Je dois avouer qu’au départ j’ai vraiment eu du mal avec Respecte-moi, tout premier album de FLEUVES NOIRS. Et il m’arrive encore, mais de plus en plus rarement, de ne pas y comprendre grand chose (ce n’est pas non plus ce qu’il y a de plus grave dans la vie). Sans doute en est-il ainsi avec les disques dont j’attends beaucoup trop – l’idéalisme en matière de goûts musicaux devient alors une sorte de maladie honteuse – et celui-ci n’a pas tout à fait eu l’effet escompté sur moi. Les symptômes de l’addiction n’ont pas été immédiats, cela n’a pas été le coup de foudre instantané, l’étreinte charnelle, la folle passion ni le baiser du tueur. J’ai écouté Respecte-moi un nombre déraisonnable de fois ; puis je ne l’ai plus écouté du tout ; avant de recommencer à le faire, encore, à différents moments, dans différentes conditions et différentes positions. J’ai cru enfin voir la lumière, même vacillante, j’ai cru sentir le début d’un frémissement, avant de me retrouver de nouveau face à un mur. Pas un mur du son, ni même un mur d’incompréhension mais un mur… de désamour : la noirceur ironique et la folie mongoloïde de Fleuves Noirs me sont apparues bien ordinaires et ne me touchaient presque pas, pas plus qu’elles ne me faisaient peur. J’en avais vu et surtout j’en avais déjà entendu bien d’autres.

Pourtant tous les ingrédients semblent réunis pour faire de Respecte-moi un disque largement au dessus du lot. Mais la théorie et la pratique ce n’est pas la même chose : Respecte-moi gagne peut-être le grand prix de l’originalité parce que voilà un disque dont on se souvient et qui ne laisse pas indifférent mais il perd celui de l’obsessionnel rigolard, ce qui est un peu dommage pour un groupe qui joue à fond la carte du délire foutraque et halluciné. On retrouve ici l’ancienne section rythmique de feu Berline0.33 et je suis très heureux d’avoir des nouvelles de ces deux là, j’oserais presque affirmer qu’ils me manquaient et ils constituent un argument de poids non négligeable en faveur de la musique de Fleuves Noirs, l’un de ses atouts principaux et l’une de ses qualités premières – un couple basse/batterie jouant autant la souplesse que l’appui, c’est plutôt rare. Ensuite il y a un chanteur / shaman échappé de Cheyenne 40. Un vrai débile au cœur pur comme je les aime, spécialisé dans les borborygmes vocaux inintelligibles et au seuil de l’agaçant, sorte de croisement entre John Lydon qui aurait perdu son dentier, Mark Mothersbaugh (avec des cheveux longs) et Gibby Haynes (avec des lunettes cerclées). Enfin le guitariste, malgré toute sa discrétion (il est loin d’occuper la première place dans le mix), joue un rôle prépondérant, celui de l’électron libre et de l’élément qui fait ressortir tous les autres en semant le trouble.

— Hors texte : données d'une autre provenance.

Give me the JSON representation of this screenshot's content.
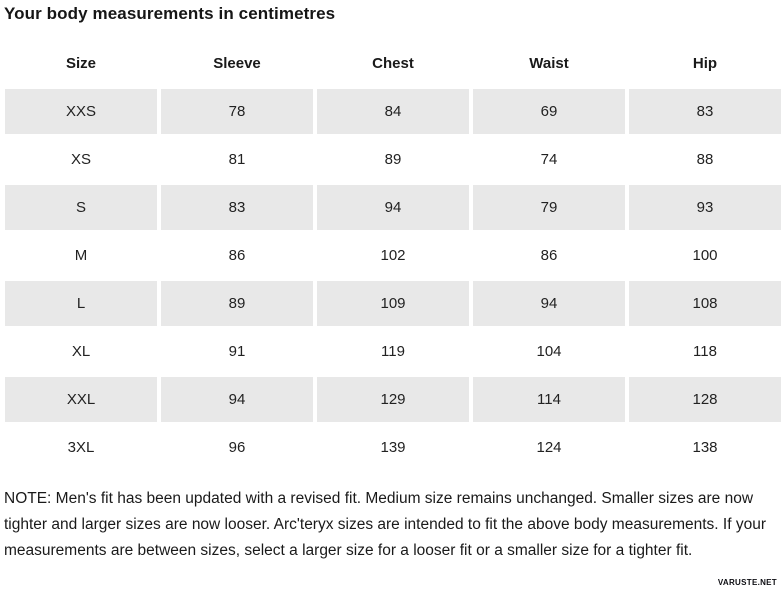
{
  "title": "Your body measurements in centimetres",
  "chart_data": {
    "type": "table",
    "title": "Your body measurements in centimetres",
    "units": "centimetres",
    "columns": [
      "Size",
      "Sleeve",
      "Chest",
      "Waist",
      "Hip"
    ],
    "rows": [
      [
        "XXS",
        "78",
        "84",
        "69",
        "83"
      ],
      [
        "XS",
        "81",
        "89",
        "74",
        "88"
      ],
      [
        "S",
        "83",
        "94",
        "79",
        "93"
      ],
      [
        "M",
        "86",
        "102",
        "86",
        "100"
      ],
      [
        "L",
        "89",
        "109",
        "94",
        "108"
      ],
      [
        "XL",
        "91",
        "119",
        "104",
        "118"
      ],
      [
        "XXL",
        "94",
        "129",
        "114",
        "128"
      ],
      [
        "3XL",
        "96",
        "139",
        "124",
        "138"
      ]
    ]
  },
  "note": "NOTE: Men's fit has been updated with a revised fit. Medium size remains unchanged. Smaller sizes are now tighter and larger sizes are now looser. Arc'teryx sizes are intended to fit the above body measurements. If your measurements are between sizes, select a larger size for a looser fit or a smaller size for a tighter fit.",
  "watermark": "VARUSTE.NET",
  "colors": {
    "row_shaded": "#e8e8e8",
    "text": "#1a1a1a",
    "background": "#ffffff"
  }
}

Dès Jean Roulin c’est presque une affaire entendue que basse et batterie d’un côté et chant de l’autre ont un champ d’action certes plutôt large mais bien défini et bien délimité et qu’ils n’en sortiront pas ou que très rarement, respectant les préceptes qui établissent l’architecture de base et la nature des compositions de Fleuves Noirs. Par contre la guitare papillonne et virevolte constamment, seul élément subtil et aérien – bien que très souvent dissonant voire bruitiste – au milieu d’une grosse boucherie psyche-noise qui en rajoute constamment. Les meilleurs titres sont logiquement ceux sur lesquels le couple rythmique redonde et mouline du chou-rave tandis que le chant glaviote toujours plus de sauce harissa-mayonnaise-nutella sur les murs : un tel dispositif devient source d’irritabilité aigue et permet à la guitare de faire ce qu’elle veut avec nos petits nerfs en pelotes et d’asséner le coup de grâce. Toutefois cette mécanique bien huilée montre toutes ses limites sur Hesitanza, composition barbante et trop linéaire qui ne fait que s’enliser sans jamais décoller et qui est pour beaucoup dans mes premières réticences à l’égard de Respecte-moi.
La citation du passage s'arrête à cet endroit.